Série Noir (1979)
Série Noir (Film Movement Classics)
French film critics coined the term “film noir” and can be said to have “discovered” the genre. With the eyes of cultural distance, they discerned new patterns among many American crime dramas that began in World War II and continuing afterward, including a streak of pessimism and—often—a debt to German Expressionist lighting and staging.
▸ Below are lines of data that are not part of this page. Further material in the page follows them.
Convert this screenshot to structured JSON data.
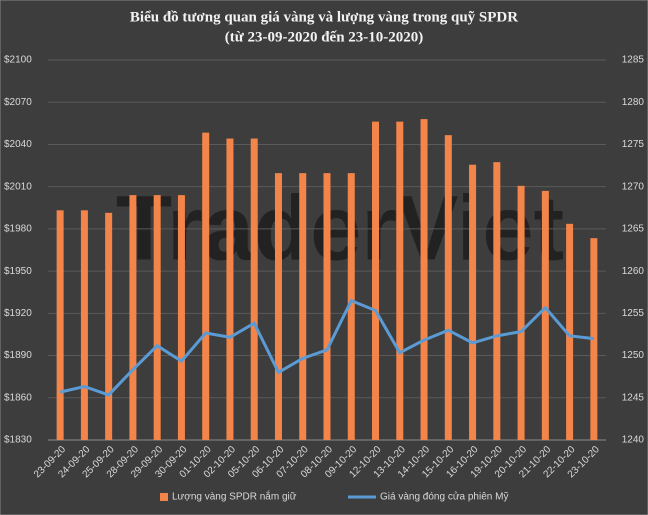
{
  "chart_data": {
    "type": "bar-line",
    "title": "Biểu đồ tương quan giá vàng và lượng vàng trong quỹ SPDR",
    "subtitle": "(từ 23-09-2020 đến 23-10-2020)",
    "watermark": "TraderViet",
    "categories": [
      "23-09-20",
      "24-09-20",
      "25-09-20",
      "28-09-20",
      "29-09-20",
      "30-09-20",
      "01-10-20",
      "02-10-20",
      "05-10-20",
      "06-10-20",
      "07-10-20",
      "08-10-20",
      "09-10-20",
      "12-10-20",
      "13-10-20",
      "14-10-20",
      "15-10-20",
      "16-10-20",
      "19-10-20",
      "20-10-20",
      "21-10-20",
      "22-10-20",
      "23-10-20"
    ],
    "series": [
      {
        "name": "Lượng vàng SPDR nắm giữ",
        "color": "#f4854a",
        "kind": "bar",
        "axis": "y2",
        "values": [
          1267.2,
          1267.2,
          1266.9,
          1269.0,
          1269.0,
          1269.0,
          1276.4,
          1275.7,
          1275.7,
          1271.6,
          1271.6,
          1271.6,
          1271.6,
          1277.7,
          1277.7,
          1278.0,
          1276.1,
          1272.6,
          1272.9,
          1270.1,
          1269.5,
          1265.6,
          1263.9
        ]
      },
      {
        "name": "Giá vàng đóng cửa phiên Mỹ",
        "color": "#5b9bd5",
        "kind": "line",
        "axis": "y",
        "values": [
          1864,
          1868,
          1862,
          1880,
          1897,
          1886,
          1906,
          1903,
          1913,
          1878,
          1888,
          1894,
          1929,
          1922,
          1892,
          1901,
          1908,
          1899,
          1904,
          1907,
          1924,
          1904,
          1902
        ]
      }
    ],
    "ylim": [
      1830,
      2100
    ],
    "yticks": [
      {
        "value": 1830,
        "label": "$1830"
      },
      {
        "value": 1860,
        "label": "$1860"
      },
      {
        "value": 1890,
        "label": "$1890"
      },
      {
        "value": 1920,
        "label": "$1920"
      },
      {
        "value": 1950,
        "label": "$1950"
      },
      {
        "value": 1980,
        "label": "$1980"
      },
      {
        "value": 2010,
        "label": "$2010"
      },
      {
        "value": 2040,
        "label": "$2040"
      },
      {
        "value": 2070,
        "label": "$2070"
      },
      {
        "value": 2100,
        "label": "$2100"
      }
    ],
    "y2lim": [
      1240,
      1285
    ],
    "y2ticks": [
      1240,
      1245,
      1250,
      1255,
      1260,
      1265,
      1270,
      1275,
      1280,
      1285
    ],
    "legend": "bottom"
  }
}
However, most French filmmakers fell short in the genre. Perhaps the cultural distance was too wide? Among the best French entries in the field, director Alain Corneau’s Série Noir (1979), rises from a strong foundation. It’s based on a story by one of America’s great midcentury hardboiled crime novelists, “the dime store Dostoyevsky,” Jim Thompson. The story’s hard-luck protagonist, Franck, works in door-to-door sales for a shady company. While making his rounds, he encounters a miserly old woman pimping her teenage niece, Mona, out of her remote ramshackle house. Mona offers herself but Franck refuses. He has a faltering conscience, a weak voice continually overruled by what he sees as self-interest.
With his marriage fraying, his bills piling up and his livelihood undependable, Franck devises a scheme with Mona to murder her hateful aunt and steal her money—a fortune tucked under the floorboards. Naturally, it gets complicated.
One of Série Noir’s strengths is the outstanding, multi-layered performance in the lead role by Patrick Dewaere. His Franck is angry, tender, savvy, delusional, conscientious, deranged, petulant, solicitous and worried—with good reason.